DocsWarehouse GuidesDatabricks

Redshift

PostgreSQL

DocsWarehouse GuidesDatabricks

Warehouse Guide

Databricks

Leverage Delta Lake, Unity Catalog, and Databricks SQL with DataChonk for lakehouse analytics.

Delta Lake

Full support for Delta Lake features: ACID transactions, time travel, and optimized merges.

Unity Catalog

Generate models with Unity Catalog namespacing and data governance policies.

Photon Engine

Optimize queries for Photon-accelerated SQL Warehouses with vectorized execution.

Liquid Clustering

Automatic recommendations for Z-ordering and liquid clustering on large tables.

Connection Setup

.datachonk.yml

version: 1
warehouse: databricks

connections:
  prod:
    type: databricks
    host: dbc-abc123-xyz.cloud.databricks.com
    http_path: /sql/1.0/warehouses/abcd1234
    catalog: main  # Unity Catalog
    schema: analytics
    # Token stored in env var: DATABRICKS_TOKEN
    
  dev:
    type: databricks
    host: dbc-abc123-xyz.cloud.databricks.com
    http_path: /sql/1.0/warehouses/dev5678
    catalog: dev
    schema: analytics_dev

SQL Warehouse vs All-Purpose Cluster

Use SQL Warehouses (Serverless or Pro) for dbt. They're optimized for SQL workloads and support auto-scaling with Photon.

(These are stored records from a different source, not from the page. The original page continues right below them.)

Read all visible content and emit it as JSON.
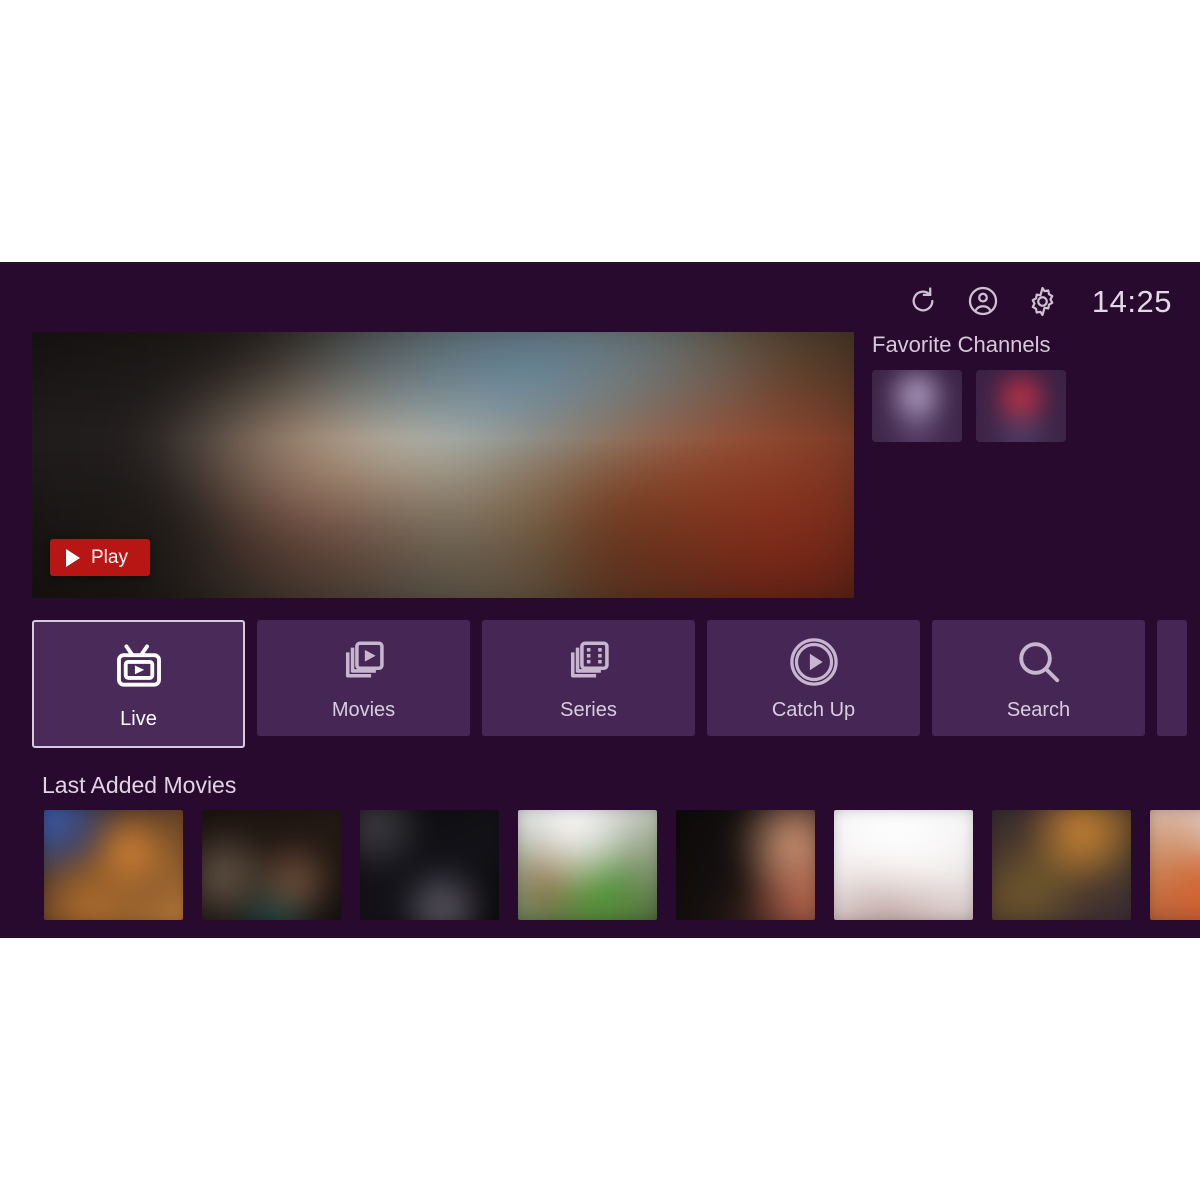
{
  "app": {
    "background_color": "#290a2f",
    "tile_color": "#452654",
    "accent_color": "#b81515",
    "highlight_border_color": "#d8cbe0"
  },
  "status_bar": {
    "refresh_label": "refresh-icon",
    "account_label": "account-icon",
    "settings_label": "gear-icon",
    "time": "14:25"
  },
  "hero": {
    "play_label": "Play"
  },
  "favorites": {
    "title": "Favorite Channels",
    "channels": [
      {
        "name": "favorite-channel-1"
      },
      {
        "name": "favorite-channel-2"
      }
    ]
  },
  "nav": {
    "items": [
      {
        "label": "Live",
        "icon": "tv-icon",
        "selected": true
      },
      {
        "label": "Movies",
        "icon": "movies-stack-icon",
        "selected": false
      },
      {
        "label": "Series",
        "icon": "series-stack-icon",
        "selected": false
      },
      {
        "label": "Catch Up",
        "icon": "circle-play-icon",
        "selected": false
      },
      {
        "label": "Search",
        "icon": "search-icon",
        "selected": false
      },
      {
        "label": "",
        "icon": "",
        "selected": false
      }
    ]
  },
  "last_added": {
    "title": "Last Added Movies",
    "items": [
      {
        "name": "movie-poster-1"
      },
      {
        "name": "movie-poster-2"
      },
      {
        "name": "movie-poster-3"
      },
      {
        "name": "movie-poster-4"
      },
      {
        "name": "movie-poster-5"
      },
      {
        "name": "movie-poster-6"
      },
      {
        "name": "movie-poster-7"
      },
      {
        "name": "movie-poster-8"
      }
    ]
  }
}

Databricks-Specific Patterns

Delta Lake Tables

All tables are Delta by default. Use liquid clustering for automatic optimization:

{{ config(
    materialized='table',
    file_format='delta',
    liquid_clustered_by=['customer_id', 'order_date'],
    tblproperties={
      'delta.autoOptimize.optimizeWrite': 'true',
      'delta.autoOptimize.autoCompact': 'true'
    }
) }}

select
    order_id,
    customer_id,
    order_date,
    total_amount
from {{ source('raw', 'orders') }}

Incremental with Delta Merge

Delta Lake's MERGE is highly optimized. DataChonk generates efficient merge patterns:

{{ config(
    materialized='incremental',
    unique_key='event_id',
    incremental_strategy='merge',
    merge_update_columns=['status', 'updated_at'],
    file_format='delta'
) }}

select
    event_id,
    user_id,
    status,
    updated_at
from {{ source('raw', 'events') }}

{% if is_incremental() %}
where updated_at > (select max(updated_at) from {{ this }})
{% endif %}

Streaming Tables

Use Delta Live Tables or streaming for real-time pipelines:

{{ config(
    materialized='streaming_table',
    file_format='delta'
) }}

-- Streaming from Auto Loader
select
    event_id,
    event_timestamp,
    event_data
from stream({{ source('streaming', 'raw_events') }})

Unity Catalog Namespacing

Use three-level namespacing with Unity Catalog:

-- Source definition with catalog
{{ config(
    database='prod_catalog',  -- Unity Catalog
    schema='analytics'
) }}

-- Or use generate_database_name macro
-- profiles.yml: database = prod_catalog
-- Resulting table: prod_catalog.analytics.dim_customers

select * from {{ ref('stg_customers') }}

Performance Optimization

Enable Liquid Clustering

Liquid clustering automatically reorganizes data as it changes. Better than Z-ordering for evolving workloads.

Use Photon-Enabled Warehouses

Photon provides 2-8x speedup for most SQL queries. Always use SQL Warehouse Pro or Serverless.

Enable Auto-Optimize

Set autoOptimize.optimizeWrite to automatically compact small files during writes.

Watch for Small Files

Many small files hurt performance. Enable auto-compaction or run OPTIMIZE regularly.

Common Issues

OPTIMIZE taking too long

Cause: Too many small files accumulated, or running OPTIMIZE too frequently.

Solution: Enable auto-compaction instead of manual OPTIMIZE. Use liquid clustering.

Permission denied in Unity Catalog

Cause: Missing grants on catalog, schema, or table level.

Solution: Ensure your service principal has USE CATALOG, USE SCHEMA, and CREATE TABLE grants.

Warehouse auto-terminated during dbt run

Cause: Auto-stop timeout shorter than dbt run duration.

Solution: Increase auto-stop timeout or use Serverless warehouse which scales automatically.

Pro Tips

Predictive Optimization

Enable Predictive Optimization in Unity Catalog. It automatically runs OPTIMIZE and VACUUM based on table access patterns - no manual maintenance needed.